There’s a lot of running and a lot of screaming, but until the very last scene barely anything of merit happens. There were many wasted opportunities within the story and it waived on what type of horror film it actually was until its clarification of being a psychological horror at the end.
There are some great features in Silent House that manage to save it from further criticism. The first fifteen minutes of the film are skilfully and seamlessly captured – emphasising the amount of planning that it would have taken to ensure the smoothness and continuity of the constantly moving camera. The technical and mobility issues would surely have caused quite a few headaches.
The scenery acts as a beautiful but eerie backdrop, with the dark, gothic house providing the perfect horror film situation. We may have seen scenarios like this before, but dilapidated houses will always lend themselves to the horror genre and never cease to be creepy.

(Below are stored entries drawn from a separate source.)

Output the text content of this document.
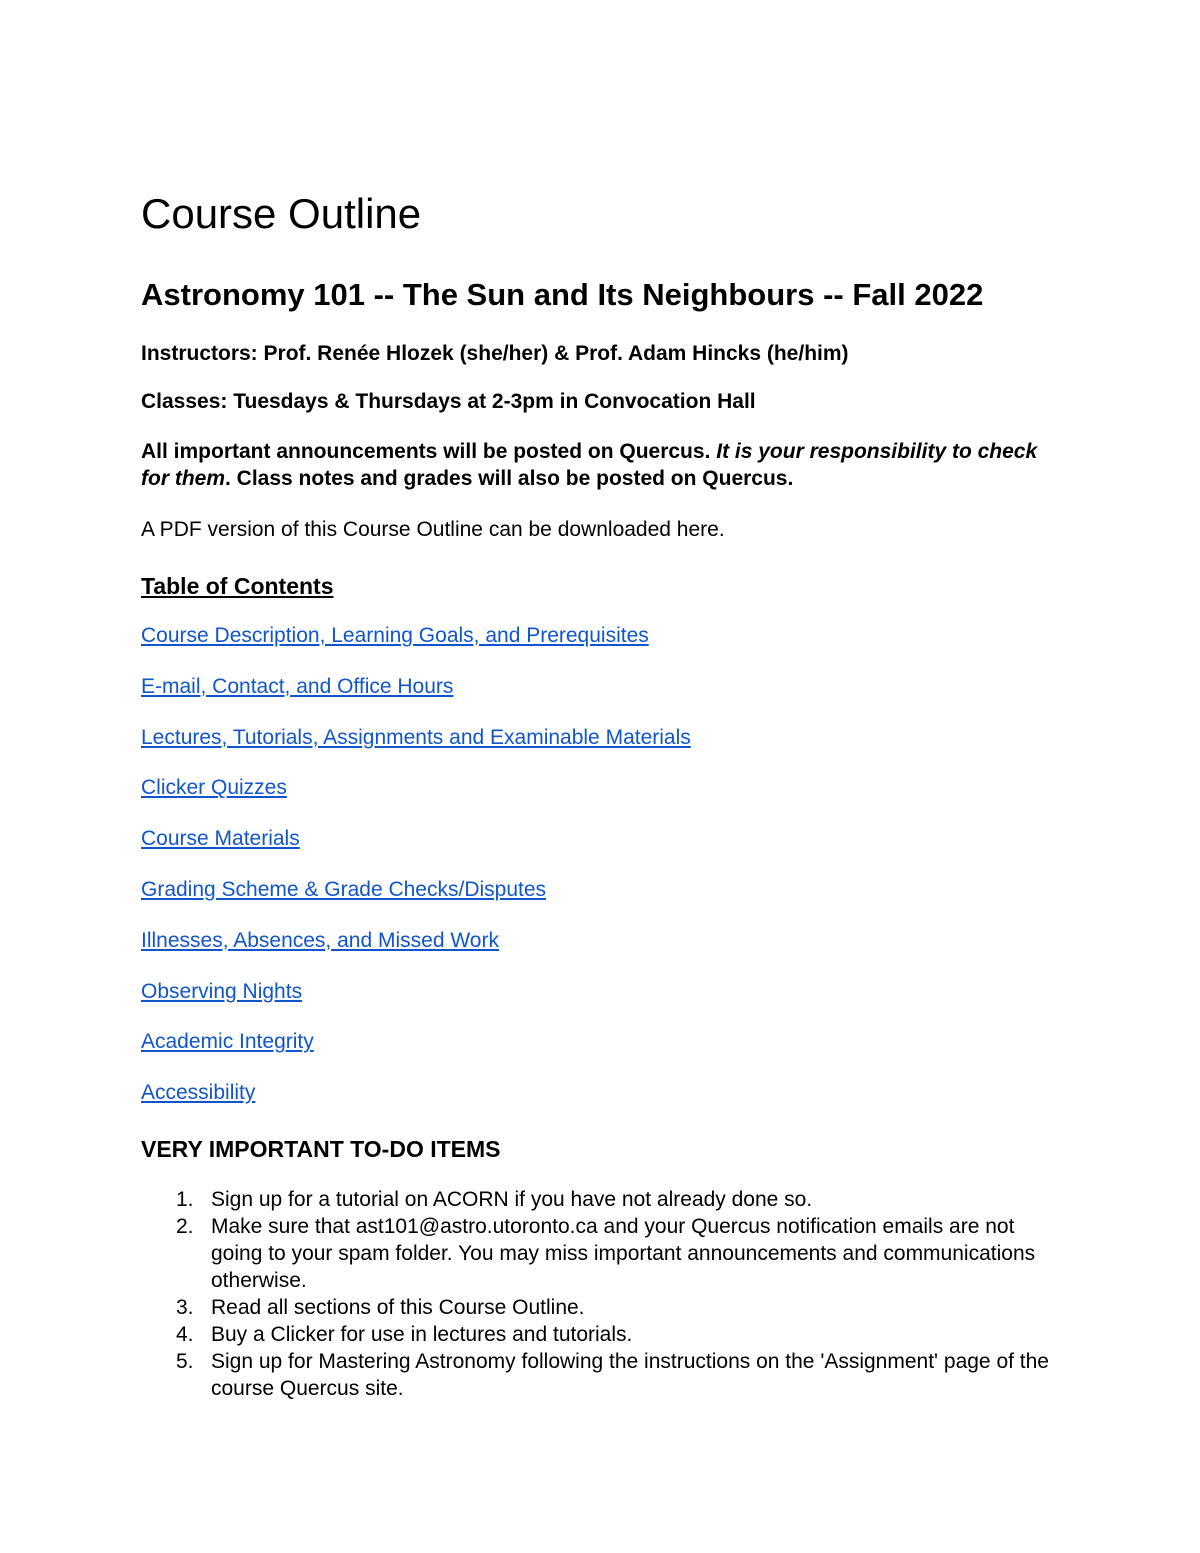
Course Outline
Astronomy 101 -- The Sun and Its Neighbours -- Fall 2022

Instructors: Prof. Renée Hlozek (she/her) & Prof. Adam Hincks (he/him)

Classes: Tuesdays & Thursdays at 2-3pm in Convocation Hall

All important announcements will be posted on Quercus. It is your responsibility to check for them. Class notes and grades will also be posted on Quercus.

A PDF version of this Course Outline can be downloaded here.

Table of Contents
Course Description, Learning Goals, and Prerequisites
E-mail, Contact, and Office Hours
Lectures, Tutorials, Assignments and Examinable Materials
Clicker Quizzes
Course Materials
Grading Scheme & Grade Checks/Disputes
Illnesses, Absences, and Missed Work
Observing Nights
Academic Integrity
Accessibility
VERY IMPORTANT TO-DO ITEMS
1. Sign up for a tutorial on ACORN if you have not already done so.
2. Make sure that ast101@astro.utoronto.ca and your Quercus notification emails are not going to your spam folder. You may miss important announcements and communications otherwise.
3. Read all sections of this Course Outline.
4. Buy a Clicker for use in lectures and tutorials.
5. Sign up for Mastering Astronomy following the instructions on the 'Assignment' page of the course Quercus site.
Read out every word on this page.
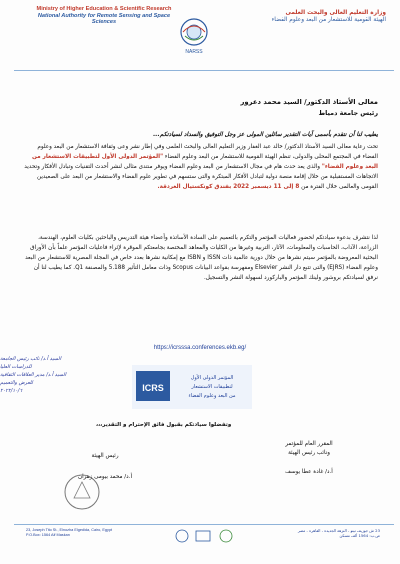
Ministry of Higher Education & Scientific Research
National Authority for Remote Sensing and Space Sciences
NARSS
وزارة التعليم العالى والبحث العلمى
الهيئة القومية للاستشعار من البعد وعلوم الفضاء
معالى الأستاذ الدكتور/ السيد محمد دعرور
رئيس جامعة دمياط
يطيب لنا أن نتقدم بأسمى آيات التقدير سائلين المولى عز وجل التوفيق والسداد لسيادتكم...
تحت رعاية معالى السيد الأستاذ الدكتور/ خالد عبد الغفار وزير التعليم العالى والبحث العلمى وفي إطار نشر وعى وثقافة الاستشعار من البعد وعلوم الفضاء في المجتمع المحلى والدولى، تنظم الهيئة القومية للاستشعار من البعد وعلوم الفضاء "المؤتمر الدولى الأول لتطبيقات الاستشعار من البعد وعلوم الفضاء" والذى يعد حدث هام في مجال الاستشعار من البعد وعلوم الفضاء ويوفر منتدى مثالى لنشر أحدث التقنيات وتبادل الأفكار وتحديد الاتجاهات المستقبلية من خلال إقامة منصة دولية لتبادل الأفكار المبتكرة والتى ستسهم في تطوير علوم الفضاء والاستشعار من البعد على الصعيدين القومى والعالمى خلال الفترة من 8 إلى 11 ديسمبر 2022 بفندق كونكستيال الغردقة.
لذا نتشرف بدعوة سيادتكم لحضور فعاليات المؤتمر والتكرم بالتعميم على السادة الأساتذة وأعضاء هيئة التدريس والباحثين بكليات العلوم، الهندسة، الزراعة، الآداب، الحاسبات والمعلومات، الآثار، التربية وغيرها من الكليات والمعاهد المختصة بجامعتكم الموقرة لإثراء فاعليات المؤتمر علماً بأن الأوراق البحثية المعروضة بالمؤتمر سيتم نشرها من خلال دورية عالمية ذات ISSN و ISBN مع إمكانية نشرها بعدد خاص في المجلة المصرية للاستشعار من البعد وعلوم الفضاء (EJRS) والتى تتبع دار النشر Elsevier ومفهرسة بقواعد البيانات Scopus وذات معامل التأثير 5.188 والمصنفة Q1. كما يطيب لنا أن نرفق لسيادتكم بروشور ولينك المؤتمر والباركورد لسهولة النشر والتسجيل.
https://icrsssa.conferences.ekb.eg/
السيد أ.د/ نائب رئيس الجامعة للدراسات العليا
السيد أ.د/ مدير العلاقات الثقافية
للعرض والتعميم
٢٠٢٢/١٠/٦	ICRS
المؤتمر الدولى الأول
لتطبيقات الاستشعار
من البعد وعلوم الفضاء
وتفضلوا سيادتكم بقبول فائق الإحترام و التقدير،،،
المقرر العام للمؤتمر
ونائب رئيس الهيئة
أ.د/ غادة عطا يوسف
رئيس الهيئة
أ.د/ محمد بيومى زهران
23, Joseph Tito St., Elnozha Elgedida, Cairo, Egypt
P.O.Box: 1564 Alf Maskan
23 ش جوزيف تيتو - النزهة الجديدة - القاهرة - مصر
ص.ب: 1564 ألف مسكن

Elizabeth Olsen, who plays Sarah, is perfectly cast and has a captivating on-screen presence. She acts her part with edgy conviction and we really feel her terror when she eventually escapes from the house only to be lured back in again. Olsen is one of the most promising young actresses in Hollywood at present, with a string of commendable performances in indie movies, most notable Martha Marcy May Marlene (2011). It’s quite a feat to remain on camera for such long periods of time without breaking character and Olsen’s theatrical training enabled her to bring some life to a seemingly lifeless character with no back-story.
The twist at the end was one I personally didn’t see coming. Perhaps I’d lost the storyline slightly in all the dark and jerky camera shots or maybe I just wasn’t quick enough to pick up on the final curve-ball. Regardless, I always applaud a film that can catch me out.
Whether you enjoyed Silent House or not, the entire ensemble involved in making it should be given credit for effort. There’s no lack of trying here – it’s just a shame it wasn’t entirely successful. Still, there is hope. With every horror film there’s always a dozen remakes just waiting to get the green light, so perhaps we’ll see another Silent House remake in years to come.